R & R Icemaker Assembly. Took out 3 screws and unpluged Icemaker & replaced with new part. very easy and the service from PartSelect was fantastic. Very Satisfied, Ron Martin
Overall, replacing the ice maker wasn't too bad but it wasn't nearly as easy for me as it seems to have been for some. In my case, the fridge was an Amana and the ice maker was mounted in such a way that disconnecting the power connector was difficult. The ice maker had to be completely dismounted before any access to the power connector was even possible. The short power cables made it very difficult to get the ice maker into a position where I had a good view of the power connector enabling me to see how to release it. The only other challenge was the cup that the water line goes into. The replacement ice maker did not come with the right cup - the instructions said to replace the provided one with the old one. No instructions for this procedure were provided and it looked to me like it might involve significant disassembly, something I wanted to avoid for fear of breaking a plastic part on the new ice maker (something I had already done when disassembling the old ice maker). So instead of replacing the cup, I modified the new one to match the old one. This involved removing a cutout on one side and covering a hole on the other. Installation of the new ice maker went fine and the water leak problem was fixed.

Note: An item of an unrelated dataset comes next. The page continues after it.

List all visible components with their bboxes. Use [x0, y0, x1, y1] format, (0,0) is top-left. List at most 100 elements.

Icecubes came out half-way, and refrooze. I figured out, that the melter does not work (HEATER in the icemaker) Voltage measured 105V no load. Studied the Internet, and folloved an advice: shorted the back wire and the blackwire with white stripes.these go to relay contacts. It seems, that the relay contacts are no good on Infrared receiver boaed. I turn off manually the icemaker, when needed
My ice maker stopped working and just leaked water endlessly
First I ordered the ice maker, but not the wiring harness...didn't fix the problem so I ordered a wiring harness, but ordered the wrong one...so I emailed parts select and got a prompt response on how to return the mistake and which part I actually needed. It was a "special order" but got in within days. Wonderful service!
Repair man wanted $240.00 to fix this problem. I simply removed panel from bottom of back of refrigerator and disconnected two screws and the water and the part was free reconnected water and the two screws and done deal with a $40.00 part.